= Standesamt Margonin =

Standesamt Margonin was a civil registration district (Standesamt) located in Kreis Kolmar, Posen of the German Empire (1871-1918) and administered 21 communities.

Communities
| Community | Polish name | Type | 1895 Pop | Prot | Cath | Jew | Civil Ofc | Police Ofc | Court Ofc | Cath. Ch | Prot. Ch | Notes | More |
| Margonin | | Town | 1776 | 751 | 916 | 109 | Mar | Mar | Mar | Mar | Mar |
| Alyrode | Studzce | Village | 222 | 206 | 16 | | Mar | Kol | Kol | Kol | Mar | | KM |
| Josephowo | | Village | 121 | 110 | 11 | | Mar | Sam | Mar | Mar | Mar |
| Klothildenhof | | Estate | 113 | 97 | 16 | | Mar | Bud | Mar | Mar | Mar |
| Kowalewo | | Village | 118 | 36 | 73 | 8 | Mar | Bud | Mar | Mar | Mar |
| Lipin | | Village | 254 | 162 | 85 | | Mar | Sam | Mar | Mar | Mar |
| Lipin Hauland | Lipinskie Oledry | Village | 100 | 93 | 2 | | Mar | Sam | Mar | Mar | Mar |
| Margonin F | Margonin | forestry | | | | | | | | | |
| Margoninsdorf | Margonska Wies | Estate | 507 | 133 | 374 | | Mar | Sam | Mar | Mar | Mar |
| Margoninsdorf | Margonska Wies | Village | 56 | 5 | 51 | | Mar | Sam | Kol | Mar | Mar |
| Obermühle | | Estate | 47 | 23 | 24 | | Mar | Sam | Mar | Mar | Mar |
| Prochnowo | | Estate | 464 | 1 | 463 | | Mar | Bud | Mar | Wil | Mar |
| Sagemühle | | Estate | 47 | 26 | 21 | | Mar | Sam | Mar | Mar | Mar |
Schmiedenau
| Seeort | Sypniewo | Village | 206 | 147 | 53 | | Mar | Bud | Mar | Mar | Mar |
Sulaszewo
| Sulaszewo F | | forestry | | | | | | | | | |
| Wesrednik F | Wesrednik | forestry | | | | | | | | | |
| Wilhelmstreu | | Village | 192 | 28 | 164 | | Mar | Bud | Mar | Wil | Mar |
| Wittkowitz | | Village | 35 | 34 | 1 | | Mar | Bud | Mar | Mar | Mar |
| Zbyszewice | | Estate | 396 | 9 | 387 | | Mar | Bud | Mar | Mar | Mar |
Bud = Budsin; Kol = Kolmar; Mar = Margonin; Wil = Wilhelmstreu

== Geography ==
Margonin was on the north end of a finger lake, where a mill stream emptied the lake into the Netze (Polish: Noteć) River. The Margonin lake dominated the southern portion of the area, blocking east–west traffic. North of Margonin lay Standesamt Samotschin. A bridge crossed the river, providing access to southern Kreis Wirsitz. West of Margonin, the road and railroad diverged on their way to Kreis' seat of Kolmar (Chodziesen; Polish: Chodzież).

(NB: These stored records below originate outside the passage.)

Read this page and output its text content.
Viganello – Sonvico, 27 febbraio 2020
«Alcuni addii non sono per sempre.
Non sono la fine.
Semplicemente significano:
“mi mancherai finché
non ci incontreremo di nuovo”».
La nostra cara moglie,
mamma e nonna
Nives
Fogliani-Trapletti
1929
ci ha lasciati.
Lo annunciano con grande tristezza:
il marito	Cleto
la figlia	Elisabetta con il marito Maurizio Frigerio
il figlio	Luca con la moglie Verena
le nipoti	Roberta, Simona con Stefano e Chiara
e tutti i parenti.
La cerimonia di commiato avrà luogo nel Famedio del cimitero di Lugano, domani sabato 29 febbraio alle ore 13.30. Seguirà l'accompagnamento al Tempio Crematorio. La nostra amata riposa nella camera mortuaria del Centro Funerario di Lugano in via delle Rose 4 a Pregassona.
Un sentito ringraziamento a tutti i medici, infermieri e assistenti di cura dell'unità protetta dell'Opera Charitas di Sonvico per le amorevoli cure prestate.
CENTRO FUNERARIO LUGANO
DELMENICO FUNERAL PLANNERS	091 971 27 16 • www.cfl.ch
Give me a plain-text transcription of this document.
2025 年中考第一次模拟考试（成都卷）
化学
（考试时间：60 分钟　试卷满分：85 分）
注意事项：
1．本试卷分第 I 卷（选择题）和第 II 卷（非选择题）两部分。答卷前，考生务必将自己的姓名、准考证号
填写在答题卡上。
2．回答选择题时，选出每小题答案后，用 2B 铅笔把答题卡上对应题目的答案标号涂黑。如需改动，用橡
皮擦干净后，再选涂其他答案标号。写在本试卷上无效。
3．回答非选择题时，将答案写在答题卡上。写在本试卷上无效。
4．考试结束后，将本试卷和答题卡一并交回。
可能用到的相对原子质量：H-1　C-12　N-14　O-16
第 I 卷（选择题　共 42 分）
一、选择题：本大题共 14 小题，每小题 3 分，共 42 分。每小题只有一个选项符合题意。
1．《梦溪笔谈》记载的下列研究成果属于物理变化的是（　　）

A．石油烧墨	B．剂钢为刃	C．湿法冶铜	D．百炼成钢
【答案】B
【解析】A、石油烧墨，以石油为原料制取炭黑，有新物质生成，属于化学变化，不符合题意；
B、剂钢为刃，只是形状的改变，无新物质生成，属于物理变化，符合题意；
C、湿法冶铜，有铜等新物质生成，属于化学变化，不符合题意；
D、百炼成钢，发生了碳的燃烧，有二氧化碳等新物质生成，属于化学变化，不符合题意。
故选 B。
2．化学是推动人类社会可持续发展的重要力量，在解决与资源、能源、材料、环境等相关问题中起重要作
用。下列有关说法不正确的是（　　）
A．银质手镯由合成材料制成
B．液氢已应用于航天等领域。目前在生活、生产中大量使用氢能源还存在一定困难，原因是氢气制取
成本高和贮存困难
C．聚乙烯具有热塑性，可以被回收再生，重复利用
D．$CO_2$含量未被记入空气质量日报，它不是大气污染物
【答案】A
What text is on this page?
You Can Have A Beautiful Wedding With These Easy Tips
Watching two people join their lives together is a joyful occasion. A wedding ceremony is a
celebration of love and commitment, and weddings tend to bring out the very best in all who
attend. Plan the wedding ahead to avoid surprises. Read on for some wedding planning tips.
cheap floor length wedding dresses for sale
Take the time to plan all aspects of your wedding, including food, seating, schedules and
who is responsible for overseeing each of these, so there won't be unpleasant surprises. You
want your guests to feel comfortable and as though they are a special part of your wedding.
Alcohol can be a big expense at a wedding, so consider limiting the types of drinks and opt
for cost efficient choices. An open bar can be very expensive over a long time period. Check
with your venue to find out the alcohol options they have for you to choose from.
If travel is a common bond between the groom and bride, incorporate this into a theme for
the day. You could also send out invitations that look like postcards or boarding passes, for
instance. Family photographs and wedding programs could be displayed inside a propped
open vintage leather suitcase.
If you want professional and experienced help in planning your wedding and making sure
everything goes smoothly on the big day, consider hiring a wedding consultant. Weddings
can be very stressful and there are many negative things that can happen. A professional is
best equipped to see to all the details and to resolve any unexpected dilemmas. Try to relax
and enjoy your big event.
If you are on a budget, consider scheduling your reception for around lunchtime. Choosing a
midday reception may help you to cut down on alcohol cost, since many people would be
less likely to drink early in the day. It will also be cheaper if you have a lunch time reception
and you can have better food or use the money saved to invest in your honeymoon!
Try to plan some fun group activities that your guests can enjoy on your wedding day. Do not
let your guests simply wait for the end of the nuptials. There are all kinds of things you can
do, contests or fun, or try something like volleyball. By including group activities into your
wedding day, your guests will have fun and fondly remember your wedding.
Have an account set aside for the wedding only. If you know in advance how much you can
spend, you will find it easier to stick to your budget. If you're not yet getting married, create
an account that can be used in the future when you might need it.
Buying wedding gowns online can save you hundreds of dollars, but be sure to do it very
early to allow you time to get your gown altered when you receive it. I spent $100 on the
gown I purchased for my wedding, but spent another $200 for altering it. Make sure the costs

The railroad swung north to Samotschin before following the bluff overlooking the river plain. The road ran westward and then swung north to follow the railroad through to Kolmar. In the other direction, the road and railroad ran east and a little south, towards Gollantsch and Kreis Exin, passing through the strip of Kreis Wongrowitz that claims a small piece of the Netze riverbank. The only major road to the south exited Margonin at the southeast, and arched east on its way to the town of Wongrowitz, seat of its Kreis.

Woods sheltered the east of the lake, ran northeast past the Margoninsdorf estate and forestry school, and northwest, on the western side of the stream. Several mills shared the stream there. Aside from the mills, very little industry existed, save from weavers in the early days, and some brewing, conducted by the small Jewish population.

Margonin was a market town, and had churches for all three faiths. The Catholic parish church belonged to the deanery of Czarnikau, which was part of the Posen diocese.

The town suffered destruction by the Swedes, by floods, and cholera.